There has been little systematic research to explore potential risks of these platforms, as well as systematically characterize error types and error rates. This study aimed to determine the capabilities of widely used, general-purpose conversational assistants in responding to a broad range of medical questions when asked by laypersons in their own words and sought to conduct a systematic evaluation of the potential harm that could result from patients or consumers acting on the resulting recommendations. The study authors found that when asked questions about situations that require medical expertise, conversational assistants failed more than half of the time and led study participants to report that they would take actions that could have resulted in harm or death. Further, the authors characterized several failure modes, including errors due to misrecognition of study participant queries, study participant misunderstanding of tasks and responses by the conversation assistant, and limited understanding of the capabilities of the assistants to understand user queries. This misalignment of expectations by users that assistants can follow conversations/discourse led to frustrating experiences by some study participants.
Not only do these findings make important contributions to the literature of health information–seeking behaviors and limitations via conversational assistants, the study design highlights relevant approaches to evaluating interactions between users and conversational assistants and other voice-activated platforms. The authors designed a range of everyday task scenarios that real-life users may be experiencing and that can lead to querying home or smartphone devices to seek health- or medical-related information. These scenarios were also written with a level of real-life complexity that incorporated multiple facts to be considered for a successful resolution and the potential of harmful consequences should the correct course of action not be taken. In addition, they allowed study participants to interpret these task scenarios and query the conversational assistants in their own words, which further aligned with how users would typically interact with their devices.
However, this study also had some limitations, which the authors highlighted. Eligibility was limited to only English-speakers and the study sample was skewed towards younger, more educated individuals with high health literacy. Combined with the small convenience sample used, findings may not be generalizable to other/broader populations and further studies are needed, especially to highlight potential differences in population subgroups (eg, race/ethnicity, age, health literacy).
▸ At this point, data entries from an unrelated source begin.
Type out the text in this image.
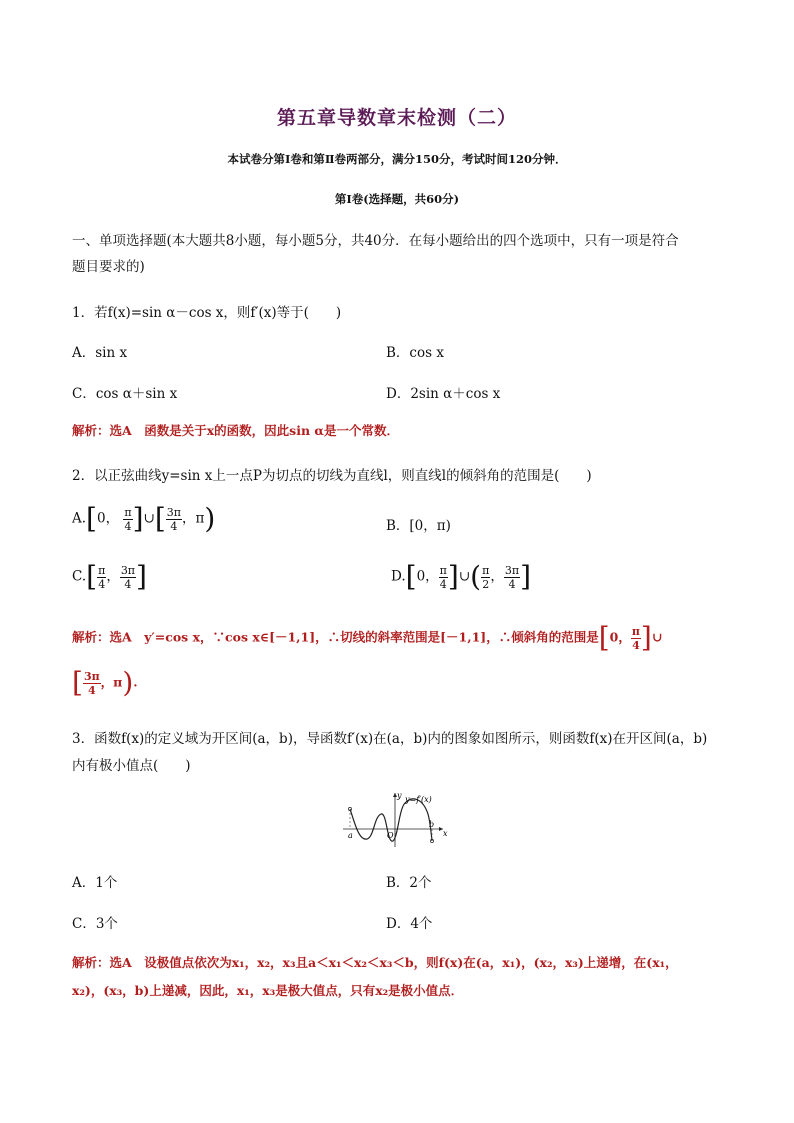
第五章导数章末检测（二）
本试卷分第Ⅰ卷和第Ⅱ卷两部分，满分150分，考试时间120分钟．
第Ⅰ卷(选择题，共60分)
一、单项选择题(本大题共8小题，每小题5分，共40分．在每小题给出的四个选项中，只有一项是符合
题目要求的)
1．若f(x)=sin α－cos x，则f′(x)等于(　　)
A．sin x	B．cos x
C．cos α＋sin x	D．2sin α＋cos x
解析：选A　函数是关于x的函数，因此sin α是一个常数．
2．以正弦曲线y=sin x上一点P为切点的切线为直线l，则直线l的倾斜角的范围是(　　)
A.[0， $\frac{\pi}{4}$ ]∪[ $\frac{3\pi}{4}$ ，π)	B．[0，π)
$C.[ \frac{\pi}{4}$ ， $\frac{3\pi}{4}$ ]	D.[0， $\frac{\pi}{4}$ ]∪( $\frac{\pi}{2}$ ， $\frac{3\pi}{4}$ ]
解析：选A　y′=cos x，∵cos x∈[－1,1]，∴切线的斜率范围是[－1,1]，∴倾斜角的范围是[0， $\frac{\pi}{4}$ ]∪
[ $\frac{3\pi}{4}$ ，π).
3．函数f(x)的定义域为开区间(a，b)，导函数f′(x)在(a，b)内的图象如图所示，则函数f(x)在开区间(a，b)
内有极小值点(　　)
y=f′(x)
y
x
a
b
O
A．1个	B．2个
C．3个	D．4个
解析：选A　设极值点依次为x₁，x₂，x₃且a＜x₁＜x₂＜x₃＜b，则f(x)在(a，x₁)，(x₂，x₃)上递增，在(x₁，
x₂)，(x₃，b)上递减，因此，x₁，x₃是极大值点，只有x₂是极小值点．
Applications for Clinical Practice
Because of the increased prevalence of online health-information–seeking behaviors by patients, clinicians must be prepared to adequately address, and in some cases, educate patients on the accuracy or relevance of medical/health information they find. Conversational assistants pose an important risk in health care as they incorporate natural language interfaces that can simulate and be misinterpreted as counseling systems by patients. As the authors highlight, laypersons cannot know what the full, detailed capabilities of conversational assistants are, either concerning their medical expertise or the aspects of natural language dialogue the conversational assistants can handle. Therefore, it is critical that clinicians and other providers emphasize the limitations of these technologies to patients and that any medical recommendations should be confirmed with health care professionals before they are acted on.
— Katrina F. Mateo, MPH
1. Pew Research Center. Demographics of Internet and Home Broadband Usage in the United States [online]. Accessed at: http://www.pewinternet.org/fact-sheet/internet-broadband/.
2. Tonsaker T, Bartlett G, Trpkov C. Health information on the Internet: gold mine or minefield? Can Fam Physician. 2014;60:407-408.
3. Tan SS-L, Goonawardene N. Internet health information seeking and the patient-physician relationship: a systematic review. J Med Internet Res. 2017;19:e9.
4. Chung H, Iorga M, Voas J, Lee S. Alexa, can I trust you? Computer (Long Beach Calif). 2017;50:100-104.
5. Miner AS, Milstein A, Hancock JT. Talking to machines about personal mental health problems. JAMA. 2017;318:1217.
1. Pew Research Center. Demographics of Internet and Home Broadband Usage in the United States [online]. Accessed at: http://www.pewinternet.org/fact-sheet/internet-broadband/.
2. Tonsaker T, Bartlett G, Trpkov C. Health information on the Internet: gold mine or minefield? Can Fam Physician. 2014;60:407-408.
3. Tan SS-L, Goonawardene N. Internet health information seeking and the patient-physician relationship: a systematic review. J Med Internet Res. 2017;19:e9.
4. Chung H, Iorga M, Voas J, Lee S. Alexa, can I trust you? Computer (Long Beach Calif). 2017;50:100-104.
5. Miner AS, Milstein A, Hancock JT. Talking to machines about personal mental health problems. JAMA. 2017;318:1217.
Can taming inflammation help reduce aggression?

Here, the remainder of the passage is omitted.